Low-tech versus High tech
Finally, there are two opposing philosophies. On the one hand, the high-tech world of scientific research, at work to find substitute resins banishing plastic. On the other, the low-tech world of tanners, a trade based on an ancestral technique.
These new materials tempt us... However, for the moment the reliability, the price and especially the resistance (key factor in a shoe for children) are not there. Moreover, all this remains rather opaque. We are talking about big laboratories that own non-duplicable technologies. The finished material that we will use is thus beyond our control.
We are therefore far from a human-sized structure that is a tannery in Portugal and which practices a technique shared and known by all for centuries.
Our test in pineapple leather
We tested a Benjie in pineapple leather in the fall of 2019. We wanted to see how the material performed in real-world conditions.
For now, we remain on our reservations for two reasons.
The resistance is still fair. We realize once again that with children, the constraint of resistance is more complex than with adults... This leather has been seen on women's bags of luxury brands. But, used on the whole surface of a children's shoe, the resistance to abrasion in particular proved to be very problematic. The shoe looked worn to the bone after a week. And no maintenance possible with shoe polish for example.

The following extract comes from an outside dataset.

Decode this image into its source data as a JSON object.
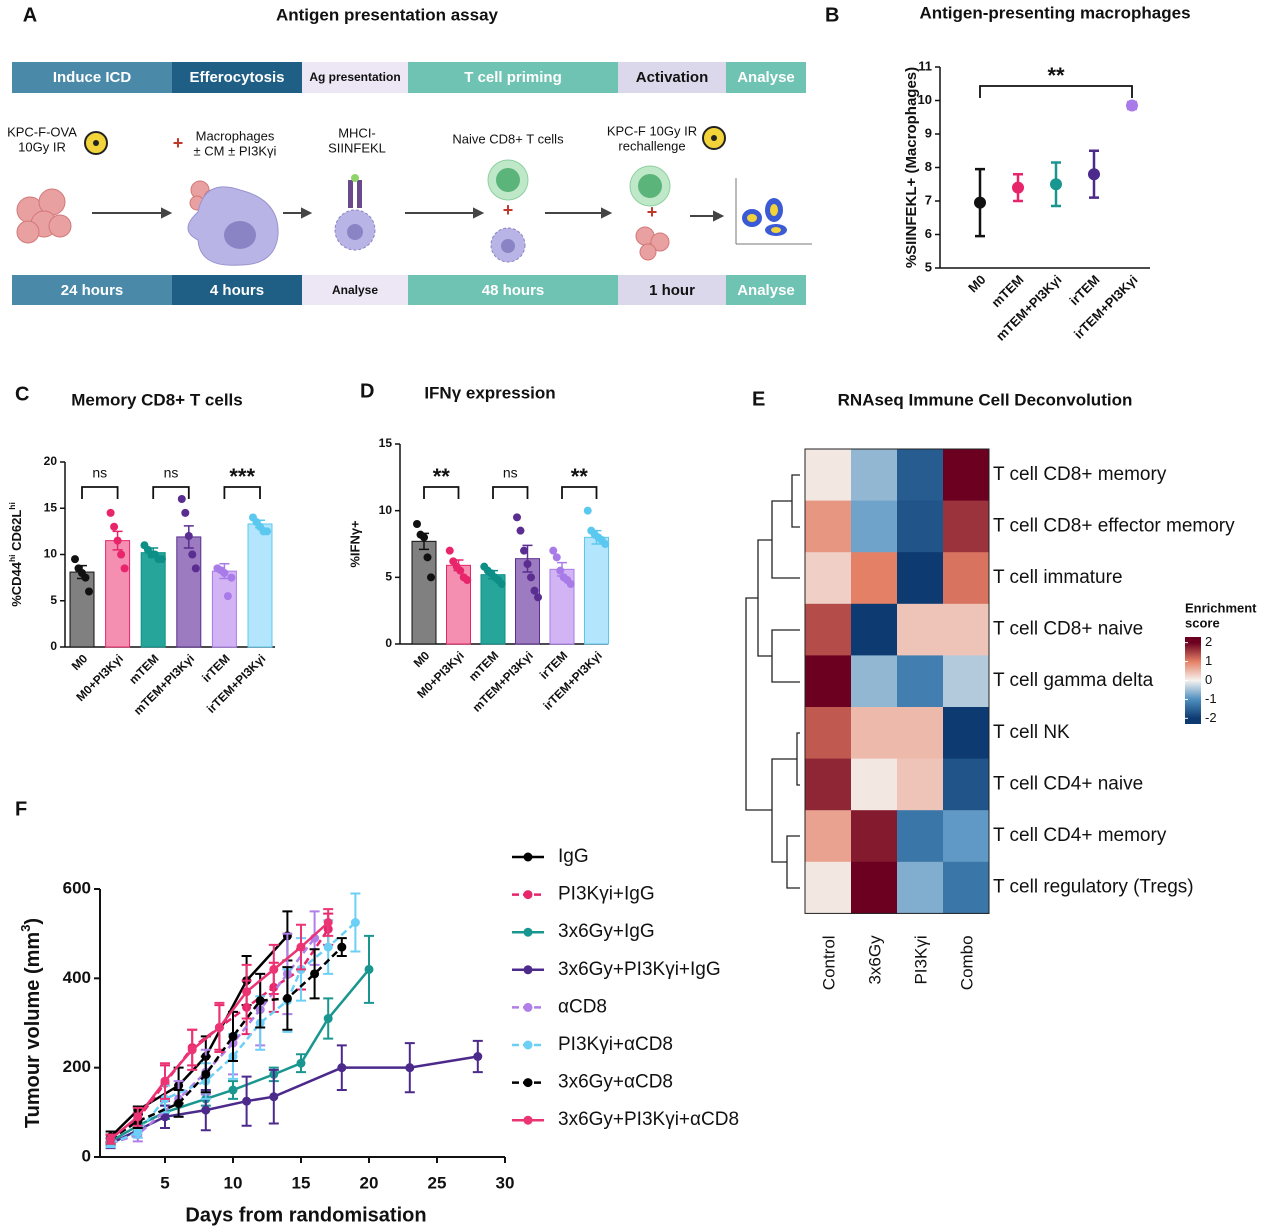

In addition, and following the same logic as described above, it is necessary to set up a traceability which does not exist today. What is the supply chain? Where do these pineapples come from? How are they grown and by whom? Is there a risk of overexploitation? Because the material is not made at the farmer's or in the tannery, it comes from a lab. So it is a finished product.
So work in progress!
So, if we summarize our path towards leather, we can say the following things:
- In our opinion, leather is still the most efficient material for a child's shoe and no other artificial material can copy its natural properties and resistance.
- It is impossible to guarantee a breeding without animal suffering, but we think that in the short term, favoring the development of small farms at the expense of intensive breeding is the best strategy. We also think that buying European leather, where the press and animal rights associations can work freely, are the complements of a regulation in this matter, while waiting for a more official traceability.
- It is our responsibility to involve our suppliers, to make them aware and to push them to clarify their supply chain.
- Livestock farming consumes a lot of water and contributes to greenhouse gases, but much less in Europe. This effect is further mitigated by the durability of leather compared to textiles.
- Finally, all other materials depend on petrochemicals because they need polyurethane, even vegetable leathers. The latter are also based on a high-tech model that seems to us to be less beneficial to the community than the traditional European low-tech model of tanning, which favors a more local and human-sized economy
Conclusion: yes to traced leather, of European origin only, while keeping a wide open eye on future vegetable developments that we hope will be more resistant, less high-tech and not dependent on petrochemistry!